A nossa boca diz-nos muito sobre a nossa saúde

Atualizado: 
20/03/2018 - 15:06
A boca é a porta de entrada para dentro do nosso corpo e os dentes estão totalmente conectados com o resto do organismo. Esta é a base do que é conhecido como a Medicina Dentária Neurofocal ou Integrativa, uma abordagem que considera a pessoa como um todo, e, por esta razão, um problema dentário, um tratamento efetuado, um material utilizado na boca podem ser causa ou influenciar fortemente problemas de saúde geral.

Os meridianos são como canais que passam no nosso corpo e que conectam vários órgãos incluíndo os dentes.  Desta forma, ao tratarmos um dente estamos a contribuir também para uma melhor saúde do órgão correspondente. Por exemplo, os incisivos superiores e inferiores estão relacionados com o rim e bexiga, os caninos com o fígado, os pré-molares com o pulmão e intestino grosso e, por fim, os  molares com o estômago, baço e pâncreas.

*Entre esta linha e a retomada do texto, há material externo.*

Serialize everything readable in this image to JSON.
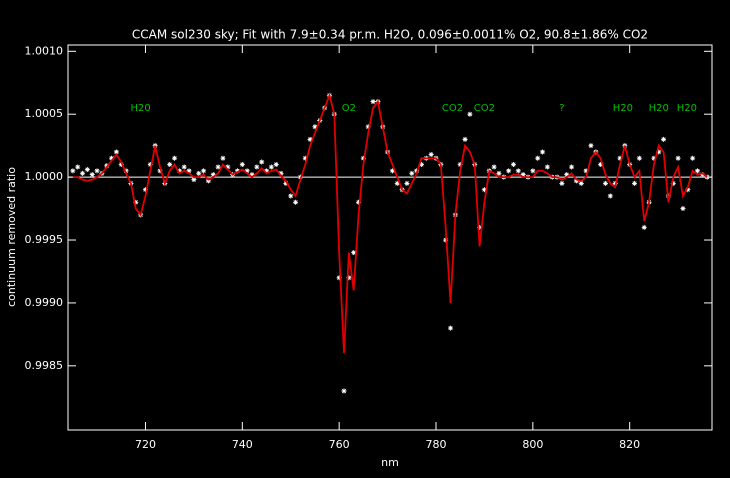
{
  "chart_data": {
    "type": "scatter-fit",
    "title": "CCAM sol230 sky; Fit with  7.9±0.34 pr.m. H2O, 0.096±0.0011% O2,  90.8±1.86% CO2",
    "x_label": "nm",
    "y_label": "continuum removed ratio",
    "xlim": [
      704,
      837
    ],
    "ylim": [
      0.99799,
      1.00105
    ],
    "xticks": [
      720,
      740,
      760,
      780,
      800,
      820
    ],
    "yticks": [
      {
        "value": 1.001,
        "label": "1.0010"
      },
      1.0005,
      {
        "value": 1,
        "label": "1.0000"
      },
      0.9995,
      {
        "value": 0.999,
        "label": "0.9990"
      },
      0.9985
    ],
    "reference_line": 1,
    "annotation_color": "#00c000",
    "annotations": [
      {
        "text": "H20",
        "x": 719
      },
      {
        "text": "O2",
        "x": 762
      },
      {
        "text": "CO2",
        "x": 783.4
      },
      {
        "text": "CO2",
        "x": 790
      },
      {
        "text": "?",
        "x": 806
      },
      {
        "text": "H20",
        "x": 818.6
      },
      {
        "text": "H20",
        "x": 826
      },
      {
        "text": "H20",
        "x": 831.8
      }
    ],
    "x": [
      705,
      706,
      707,
      708,
      709,
      710,
      711,
      712,
      713,
      714,
      715,
      716,
      717,
      718,
      719,
      720,
      721,
      722,
      723,
      724,
      725,
      726,
      727,
      728,
      729,
      730,
      731,
      732,
      733,
      734,
      735,
      736,
      737,
      738,
      739,
      740,
      741,
      742,
      743,
      744,
      745,
      746,
      747,
      748,
      749,
      750,
      751,
      752,
      753,
      754,
      755,
      756,
      757,
      758,
      759,
      760,
      761,
      762,
      763,
      764,
      765,
      766,
      767,
      768,
      769,
      770,
      771,
      772,
      773,
      774,
      775,
      776,
      777,
      778,
      779,
      780,
      781,
      782,
      783,
      784,
      785,
      786,
      787,
      788,
      789,
      790,
      791,
      792,
      793,
      794,
      795,
      796,
      797,
      798,
      799,
      800,
      801,
      802,
      803,
      804,
      805,
      806,
      807,
      808,
      809,
      810,
      811,
      812,
      813,
      814,
      815,
      816,
      817,
      818,
      819,
      820,
      821,
      822,
      823,
      824,
      825,
      826,
      827,
      828,
      829,
      830,
      831,
      832,
      833,
      834,
      835,
      836
    ],
    "series": [
      {
        "color": "#ffffff",
        "marker": "star",
        "values": [
          1.00005,
          1.00008,
          1.00003,
          1.00006,
          1.00002,
          1.00005,
          1.00003,
          1.00009,
          1.00015,
          1.0002,
          1.0001,
          1.00005,
          0.99995,
          0.9998,
          0.9997,
          0.9999,
          1.0001,
          1.00025,
          1.00005,
          0.99995,
          1.0001,
          1.00015,
          1.00005,
          1.00008,
          1.00005,
          0.99998,
          1.00003,
          1.00005,
          0.99997,
          1.00002,
          1.00008,
          1.00015,
          1.00008,
          1.00002,
          1.00005,
          1.0001,
          1.00005,
          1.00002,
          1.00008,
          1.00012,
          1.00005,
          1.00008,
          1.0001,
          1.00003,
          0.99995,
          0.99985,
          0.9998,
          1.0,
          1.00015,
          1.0003,
          1.0004,
          1.00045,
          1.00055,
          1.00065,
          1.0005,
          0.9992,
          0.9983,
          0.9992,
          0.9994,
          0.9998,
          1.00015,
          1.0004,
          1.0006,
          1.0006,
          1.0004,
          1.0002,
          1.00005,
          0.99995,
          0.9999,
          0.99995,
          1.00003,
          1.00005,
          1.0001,
          1.00015,
          1.00018,
          1.00015,
          1.0001,
          0.9995,
          0.9988,
          0.9997,
          1.0001,
          1.0003,
          1.0005,
          1.0001,
          0.9996,
          0.9999,
          1.00005,
          1.00008,
          1.00003,
          1.0,
          1.00005,
          1.0001,
          1.00005,
          1.00002,
          1.0,
          1.00005,
          1.00015,
          1.0002,
          1.00008,
          1.0,
          1.0,
          0.99995,
          1.00002,
          1.00008,
          0.99997,
          0.99995,
          1.00005,
          1.00025,
          1.0002,
          1.0001,
          0.99995,
          0.99985,
          0.99995,
          1.00015,
          1.00025,
          1.0001,
          0.99995,
          1.00015,
          0.9996,
          0.9998,
          1.00015,
          1.0002,
          1.0003,
          0.99985,
          0.99995,
          1.00015,
          0.99975,
          0.9999,
          1.00015,
          1.00005,
          1.00002,
          1.0
        ]
      },
      {
        "color": "#e00000",
        "marker": "line",
        "values": [
          1.0,
          1.0,
          0.99998,
          0.99997,
          0.99998,
          1.0,
          1.00003,
          1.00008,
          1.00013,
          1.00018,
          1.00012,
          1.00003,
          0.99995,
          0.99975,
          0.9997,
          0.99985,
          1.00005,
          1.00025,
          1.00008,
          0.99995,
          1.00005,
          1.0001,
          1.00003,
          1.00005,
          1.00003,
          1.0,
          1.0,
          1.00002,
          0.99998,
          1.0,
          1.00003,
          1.0001,
          1.00006,
          1.00002,
          1.00004,
          1.00006,
          1.00003,
          1.0,
          1.00003,
          1.00007,
          1.00003,
          1.00005,
          1.00006,
          1.00001,
          0.99997,
          0.9999,
          0.99985,
          0.99998,
          1.0001,
          1.00025,
          1.00035,
          1.00045,
          1.00055,
          1.00065,
          1.0005,
          0.9994,
          0.9986,
          0.9994,
          0.9991,
          0.9997,
          1.0001,
          1.00035,
          1.00055,
          1.0006,
          1.0004,
          1.0002,
          1.0001,
          1.0,
          0.9999,
          0.99987,
          0.99995,
          1.00003,
          1.00015,
          1.00015,
          1.00015,
          1.00015,
          1.0001,
          0.9996,
          0.999,
          0.9997,
          1.00005,
          1.00025,
          1.0002,
          1.0001,
          0.99945,
          0.9998,
          1.00005,
          1.00003,
          1.0,
          1.0,
          1.0,
          1.00002,
          1.00002,
          1.0,
          1.0,
          1.0,
          1.00005,
          1.00005,
          1.00003,
          1.0,
          1.0,
          0.99998,
          1.0,
          1.00003,
          0.99998,
          0.99997,
          1.0,
          1.00015,
          1.0002,
          1.00015,
          1.00002,
          0.99995,
          0.99992,
          1.0001,
          1.00025,
          1.0001,
          1.0,
          1.00005,
          0.99965,
          0.9998,
          1.0001,
          1.00025,
          1.0002,
          0.9998,
          1.0,
          1.00008,
          0.99985,
          0.99992,
          1.00005,
          1.00002,
          1.00003,
          1.0
        ]
      }
    ]
  }
}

Frequentemente, encontramos pessoas com problemas recorrentes sempre no mesmo dente e que se arrastam ao longo de anos. Na maioria das vezes já recorreram a vários tratamentos e acabaram até por ter que extrair o dente. Nestes casos, devemos suspeitar se existe alguma disfunção em alguns dos órgãos correspondentes e idealmente trabalhar sempre de forma articulada com as outras áreas da medicina e da medicina não convencional.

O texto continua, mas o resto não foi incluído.